IL PROCESSO DI NORIMBERGA
Nel 1945 al giovane paesaggista Dan Kiley fu affidata la missione di ristrutturare le sale del
tribunale di Norimberga, dove dal novembre 1945 all’ottobre 1946 si sarebbe svolto il processo dei
criminali del terzo Reich.
Kiley dichiarò: “Noi abbiamo riaperto delle fabbriche, recuperato i resti degli edifici pubblici ridotti in rovina
e comprato dei materiali sul mercato nero per costruire la sede dove troveranno spazio
contemporaneamente il più profondo dei giudizi umani e le tecniche mediatiche più recenti”. Il progetto di
Kiley collocava i membri del tribunale e gli accusati gli uni di fronte agli altri dietro dei lunghi banchi,
utilizzando un mobilio dalle linee semplici e pulite. Oltre al lavoro di Kiley sui principi spaziali dell’aula di
giustizia e sull’ideazione degli arredi, la Presentation Branch realizzò filmati e fotomontaggi sui campi di
concentramento che vennero mostrati durante le sedute. Fu il primo processo della storia in cui il cinema
fu ammesso come prova.
IMMAGINARE IL DOPOGUERRA E RICICLARE LE TECNOLOGIE MILITARI
Sono pochi i momenti della storia che sono stati attesi con così tanta speranza come è accaduto
con la fine della Seconda Guerra Mondiale. Oltre alla liberazione, a lungo anelata dalle persone
soggiogate dagli eserciti dell’Asse, c’erano milioni di civili e di soldati a condividere le aspettative
per una società più giusta e democratica.
Il mondo immaginato per il post guerra acquistò anche una forte componente architettonica nel momento
in cui vennero elaborati dei progetti per le città distrutte, rispondendo non solo all’esigenza di ricostruire,
ma anche a quella di rifondare le città. Questa aspirazione fu resa spesso possibile dalla tabula rasa che
la distruzione si era lasciata alle spalle. Da Los Angeles, Richard Neutra scrisse: “Nuovi stabilimenti
industriali, nuovi metodi di produzione, prodotti inediti, improvvisati sostituti che portano a nuovi materiali di
valore e, soprattutto, nuove abilità e attitudini. È questa la migliore eredità delle guerre”.
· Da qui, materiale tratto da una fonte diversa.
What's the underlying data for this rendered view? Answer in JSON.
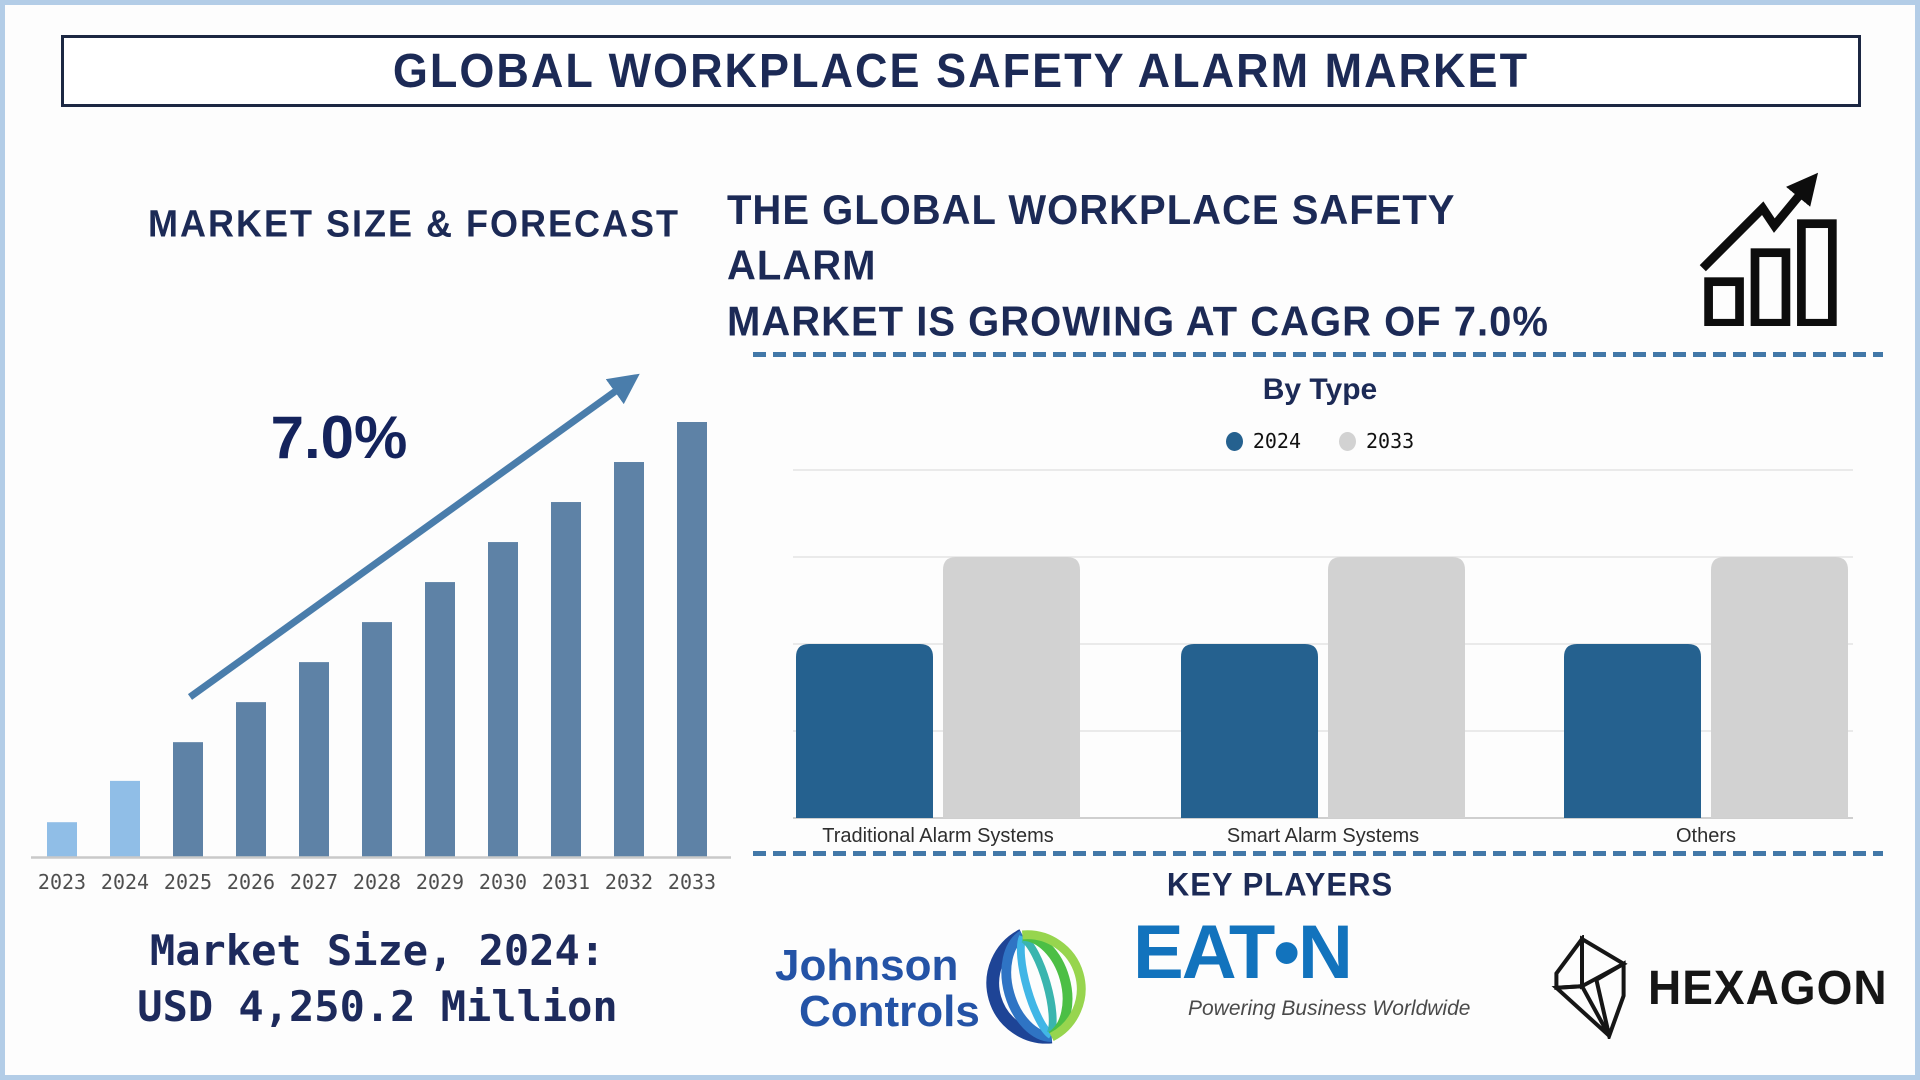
{
  "title": "GLOBAL WORKPLACE SAFETY ALARM MARKET",
  "left_panel": {
    "heading": "MARKET SIZE & FORECAST",
    "market_size_line1": "Market Size, 2024:",
    "market_size_line2": "USD 4,250.2 Million"
  },
  "right_panel": {
    "headline_line1": "THE GLOBAL WORKPLACE SAFETY ALARM",
    "headline_line2": "MARKET IS GROWING AT CAGR OF 7.0%",
    "growth_icon": "bar-chart-rising-arrow-icon",
    "key_players_heading": "KEY PLAYERS",
    "key_players": [
      {
        "name": "Johnson Controls",
        "line1": "Johnson",
        "line2": "Controls",
        "icon": "johnson-controls-globe-icon"
      },
      {
        "name": "Eaton",
        "wordmark": "EAT•N",
        "tagline": "Powering Business Worldwide"
      },
      {
        "name": "Hexagon",
        "wordmark": "HEXAGON",
        "icon": "hexagon-folded-mark-icon"
      }
    ]
  },
  "chart_data": [
    {
      "id": "market_size_forecast",
      "type": "bar",
      "title": "MARKET SIZE & FORECAST",
      "x": [
        "2023",
        "2024",
        "2025",
        "2026",
        "2027",
        "2028",
        "2029",
        "2030",
        "2031",
        "2032",
        "2033"
      ],
      "values_pct_of_tallest": [
        8,
        17.5,
        26.4,
        35.6,
        44.8,
        54,
        63.2,
        72.4,
        81.6,
        90.8,
        100
      ],
      "bar_colors": [
        "#90bee7",
        "#90bee7",
        "#5e82a6",
        "#5e82a6",
        "#5e82a6",
        "#5e82a6",
        "#5e82a6",
        "#5e82a6",
        "#5e82a6",
        "#5e82a6",
        "#5e82a6"
      ],
      "ylabel": "",
      "y_axis_shown": false,
      "annotations": {
        "cagr_label": "7.0%",
        "trend_arrow": true
      },
      "anchor_value_note": "Market Size, 2024: USD 4,250.2 Million"
    },
    {
      "id": "by_type",
      "type": "grouped_bar",
      "title": "By Type",
      "categories": [
        "Traditional Alarm Systems",
        "Smart Alarm Systems",
        "Others"
      ],
      "series": [
        {
          "name": "2024",
          "color": "#25618f",
          "values": [
            2,
            2,
            2
          ]
        },
        {
          "name": "2033",
          "color": "#d2d2d2",
          "values": [
            3,
            3,
            3
          ]
        }
      ],
      "ylim": [
        0,
        4
      ],
      "gridlines": true,
      "y_axis_labeled": false,
      "legend_position": "top-center"
    }
  ],
  "colors": {
    "navy": "#1c2a56",
    "steel_blue_bar": "#5e82a6",
    "light_blue_bar": "#90bee7",
    "trend_arrow": "#4a7dab",
    "bytype_2024": "#25618f",
    "bytype_2033": "#d2d2d2",
    "dashed_separator": "#4278a8",
    "axis_gray": "#c9c9c9",
    "gridline_gray": "#e4e4e4",
    "year_label_gray": "#4f4f4f",
    "jc_blue": "#2453a6",
    "eaton_blue": "#1273bd",
    "hexagon_black": "#161616",
    "page_border": "#b3cde7"
  }
}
ARCHITETTURA DELLA MEMORIA
Sin dagli inizi della guerra, gli architetti furono chiamati a dare il proprio contributo per
commemorare le vittorie. La progettazione di memoriali costituirà un aspetto importante
dell’attività di quei professionisti sottratti alla mobilitazione o non coinvolti nei grandi studi di
progettazione presenti nell’industria.
Ostili alla nozione stessa di monumento, i critici e gli architetti moderni rividero la loro posizione. Nei loro
“Nove punti sulla Monumentalità”, redatti a New York nel 1943, Sigfried Giedion, Fernand Léger e José
Luis Sert, immaginarono nuove tipologie di monumenti. Una serie di occasioni successive permise alla
dimensione simbolica di riaffacciarsi nuovamente nel discorso moderno, nell’ambito di una collaborazione
alla pari tra architetti e artisti. I monumenti megalomani immaginati sia dai tedeschi che dai russi erano
invece ancorati a una concezione conservatrice di tale collaborazione.